Well, the person who heard this description fled never to return.
In the meantime I’ve met others who would know what I meant, who grin across the shared secret we try so hard to spill. If its true that there are “no coincidences”, if there are reasons beyond what science can see, I have to credit my fortunes, though I have not accomplished a single thing in my life, with this effort, to cast a light on the clouds that hide a world very much like a kind of heaven.
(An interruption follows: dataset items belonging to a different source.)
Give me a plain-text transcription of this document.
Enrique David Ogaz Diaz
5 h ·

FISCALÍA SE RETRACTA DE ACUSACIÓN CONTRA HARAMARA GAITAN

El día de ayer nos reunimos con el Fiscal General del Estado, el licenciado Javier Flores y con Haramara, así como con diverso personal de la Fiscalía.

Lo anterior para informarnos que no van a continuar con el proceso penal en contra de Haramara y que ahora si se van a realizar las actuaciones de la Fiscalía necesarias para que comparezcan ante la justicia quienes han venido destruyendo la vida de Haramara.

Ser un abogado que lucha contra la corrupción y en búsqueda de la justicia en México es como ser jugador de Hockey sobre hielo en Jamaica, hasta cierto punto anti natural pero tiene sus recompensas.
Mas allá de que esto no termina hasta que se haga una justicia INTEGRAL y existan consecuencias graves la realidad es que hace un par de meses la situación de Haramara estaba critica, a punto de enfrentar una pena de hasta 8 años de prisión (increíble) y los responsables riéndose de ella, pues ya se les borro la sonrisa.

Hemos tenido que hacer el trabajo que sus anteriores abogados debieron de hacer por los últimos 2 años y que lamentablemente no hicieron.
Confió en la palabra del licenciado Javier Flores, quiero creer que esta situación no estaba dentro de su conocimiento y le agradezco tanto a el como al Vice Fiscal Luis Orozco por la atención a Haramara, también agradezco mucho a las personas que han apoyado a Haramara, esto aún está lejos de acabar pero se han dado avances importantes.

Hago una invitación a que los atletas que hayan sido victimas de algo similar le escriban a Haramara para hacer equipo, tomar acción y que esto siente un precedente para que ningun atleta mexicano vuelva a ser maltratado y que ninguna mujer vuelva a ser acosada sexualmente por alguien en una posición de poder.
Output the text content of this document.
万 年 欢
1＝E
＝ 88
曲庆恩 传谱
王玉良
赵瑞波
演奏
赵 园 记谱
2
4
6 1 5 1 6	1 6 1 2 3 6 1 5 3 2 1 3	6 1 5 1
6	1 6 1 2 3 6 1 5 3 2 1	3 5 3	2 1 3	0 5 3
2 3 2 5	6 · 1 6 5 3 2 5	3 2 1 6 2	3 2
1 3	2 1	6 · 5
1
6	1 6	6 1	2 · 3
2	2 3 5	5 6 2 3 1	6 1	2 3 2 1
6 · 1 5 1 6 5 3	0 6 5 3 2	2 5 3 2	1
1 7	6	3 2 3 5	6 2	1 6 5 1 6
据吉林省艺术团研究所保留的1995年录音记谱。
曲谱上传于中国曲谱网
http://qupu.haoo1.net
If the events that seemed destined are just coincidence, if this has not all been the cause and effect of life in a magical world, but instead only luck, sooner or later we would expect it to run out, for the consequences of an irrational life to catch up to me. Reason suggests that would be sooner.
My goal was never to live a long life. It was to create a mirror for the cultural unconscious.
Time will tell a story that we, from the surface of events, will never be able to read. In that, within a world based around selfishness, a chain reaction from some long forgotten goodness carries on toward the point at which the cold hard truths are eclipsed.
Magic, perhaps more than the recalcitrant delusions of a bygone age, is the resource of a particular vista, an experience resulting from a fundamentally different process and sense of priority.
There is no such thing as magic, perhaps, from the world that is known standing still.